Texas economy

Possible railroad strike could hit Ohio’s economy hard

Gov. Mike DeWine’s office says it is monitoring the negotiations.

DELAWARE COUNTY, Ohio — When it comes to railroad miles, Ohio ranks third in the nation, behind Illinois and Texas.

On Friday, two railway unions representing more than 50,000 employees threatened to leave work. They say that quality of life is a major issue.

“We are faced with the possibility of a strike because the railroad refuses to grant a single day of sick leave,” said Ron Kaminkow, a member of the Brotherhood of Locomotive Engineers and Trainmen, l one of the unions that did not reach an agreement.

“It’s about the phone ringing at 2 a.m. to be at work at 4 a.m. after only 10 hours of rest beforehand. It’s about not knowing when you’re coming home and being disciplined up to and including dismissal if you have to go to the doctor,” he said.

“Railway workers are on call 365 days a year, 24 hours a day, 7 days a week,” said Clyde Whitaker of the Sheetmetal, Air, Rail and Transportation union.

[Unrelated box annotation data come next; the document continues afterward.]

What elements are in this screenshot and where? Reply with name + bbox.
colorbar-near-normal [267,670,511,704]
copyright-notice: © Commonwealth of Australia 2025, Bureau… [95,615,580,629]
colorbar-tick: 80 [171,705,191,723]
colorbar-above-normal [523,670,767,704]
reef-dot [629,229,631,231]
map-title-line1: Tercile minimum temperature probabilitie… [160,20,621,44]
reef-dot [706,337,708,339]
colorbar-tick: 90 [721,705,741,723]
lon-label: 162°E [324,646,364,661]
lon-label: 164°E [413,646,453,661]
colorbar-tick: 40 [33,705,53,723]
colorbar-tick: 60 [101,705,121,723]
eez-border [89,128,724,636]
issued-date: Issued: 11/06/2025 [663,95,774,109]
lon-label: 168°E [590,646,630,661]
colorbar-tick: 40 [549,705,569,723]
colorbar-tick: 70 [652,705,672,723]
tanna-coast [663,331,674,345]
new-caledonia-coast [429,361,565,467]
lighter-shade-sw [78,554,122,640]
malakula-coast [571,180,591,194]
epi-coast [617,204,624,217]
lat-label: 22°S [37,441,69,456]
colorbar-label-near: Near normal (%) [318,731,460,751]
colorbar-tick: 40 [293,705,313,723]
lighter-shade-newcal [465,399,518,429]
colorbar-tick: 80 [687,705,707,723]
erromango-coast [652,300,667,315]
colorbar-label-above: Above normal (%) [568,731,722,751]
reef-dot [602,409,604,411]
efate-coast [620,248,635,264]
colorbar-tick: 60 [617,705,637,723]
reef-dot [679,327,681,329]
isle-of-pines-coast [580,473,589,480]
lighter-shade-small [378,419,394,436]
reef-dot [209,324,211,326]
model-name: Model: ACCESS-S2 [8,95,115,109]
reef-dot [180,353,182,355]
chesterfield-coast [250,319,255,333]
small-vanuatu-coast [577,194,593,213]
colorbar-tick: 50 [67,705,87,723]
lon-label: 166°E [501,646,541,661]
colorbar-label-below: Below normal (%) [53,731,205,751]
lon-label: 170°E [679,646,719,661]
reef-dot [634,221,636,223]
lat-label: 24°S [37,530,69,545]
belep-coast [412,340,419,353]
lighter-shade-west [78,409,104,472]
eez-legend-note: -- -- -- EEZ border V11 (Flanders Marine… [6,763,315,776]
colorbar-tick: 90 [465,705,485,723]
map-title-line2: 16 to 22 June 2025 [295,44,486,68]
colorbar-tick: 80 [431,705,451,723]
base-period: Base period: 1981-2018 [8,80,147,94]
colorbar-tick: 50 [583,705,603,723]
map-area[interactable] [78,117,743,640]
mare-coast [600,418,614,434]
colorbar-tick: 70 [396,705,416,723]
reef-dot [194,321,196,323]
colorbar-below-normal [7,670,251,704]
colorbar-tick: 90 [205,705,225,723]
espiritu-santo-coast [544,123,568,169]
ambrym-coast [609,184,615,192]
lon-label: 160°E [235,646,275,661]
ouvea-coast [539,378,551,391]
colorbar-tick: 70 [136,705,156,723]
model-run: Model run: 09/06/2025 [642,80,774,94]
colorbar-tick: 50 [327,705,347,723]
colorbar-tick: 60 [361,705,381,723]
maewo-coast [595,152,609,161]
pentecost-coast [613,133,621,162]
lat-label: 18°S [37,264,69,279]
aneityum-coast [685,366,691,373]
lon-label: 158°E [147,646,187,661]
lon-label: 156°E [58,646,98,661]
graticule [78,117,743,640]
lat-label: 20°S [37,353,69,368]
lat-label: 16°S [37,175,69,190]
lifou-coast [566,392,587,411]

Trains accounted for about 28% of total freight movements in the United States, according to government data for 2020, making it the busiest mode after trucks. Half of this traffic carries bulk commodities – particularly food, energy, chemicals, metals and wood products – as well as automobiles and industrial parts. The remaining 50% is mostly made up of shipping containers carrying smaller consumer goods.

A potential strike puts Delaware County farmers like Bret Davis in a tough spot.

Its corn and soybeans are ready to be harvested, but a strike prevents them from reaching the market since they are shipped by rail. He can store them on his farm, but he does not earn any money.

“We have enough storage to be able to put it in the fall, most of the time, but what are we going to do after that? We have to pay our bills, it has to move,” Davis said.

If corn or other products cannot be transported by rail, it will disrupt an already weak supply chain and drive up prices.

Norfolk-Southern Railroad issued a statement saying: “We have informed our customers that we will be temporarily halting certain types of shipments from September 12. Additionally, to safely reduce our network and allow us to restore service quickly, some other customers will see a preliminary reduction in service prior to September 16. If the two remaining unions agree not to strike, we will fully resume our activities. We have communicated to all parties to the negotiations that we will not lock out unionized employees. Our goal is to keep our country’s economy moving, serve our customers and make deals with the remaining unions. »

There are 13 unions involved in the negotiations. Eleven of them have reached an agreement in principle.

Whitacker said the other unions have time off, so they accepted a contract. He says salary is also on the table.

“Even during the pandemic, they made record profits, and we ran the trains that did that. If the engineers and conductors aren’t on the trains, the railroads aren’t making money,” he said. he declared.

The Union Pacific Railroad also released a statement saying: “Given the imminent possibility of a nationwide railroad strike, we will begin securing hazardous materials and other safety-sensitive materials on September 12 to protect employees. , the customers and communities we serve. We are working with customers to provide updates as they become available. While these actions are necessary, they do not mean that a work stoppage is What we want, and continue to push, is a quick resolution that delivers historic wage increases to employees and allows the railways to restore service as soon as possible, avoiding further disruption to the supply chain. supply in difficulty.”

President Joe Biden has personally spoken to two of the railroad and railroad unions to prevent a strike, according to a White House official. Bloomberg first reported the president’s talks. The official added that Labor Secretary Marty Walsh, Transportation Secretary Pete Buttigieg and Agriculture Secretary Tom Vilsack are also engaged in the talks, CBS News reports.

The Association of American Railroads report found that a nationwide disruption to rail service would impact economic output and could cost more than $2 billion per day of downtime.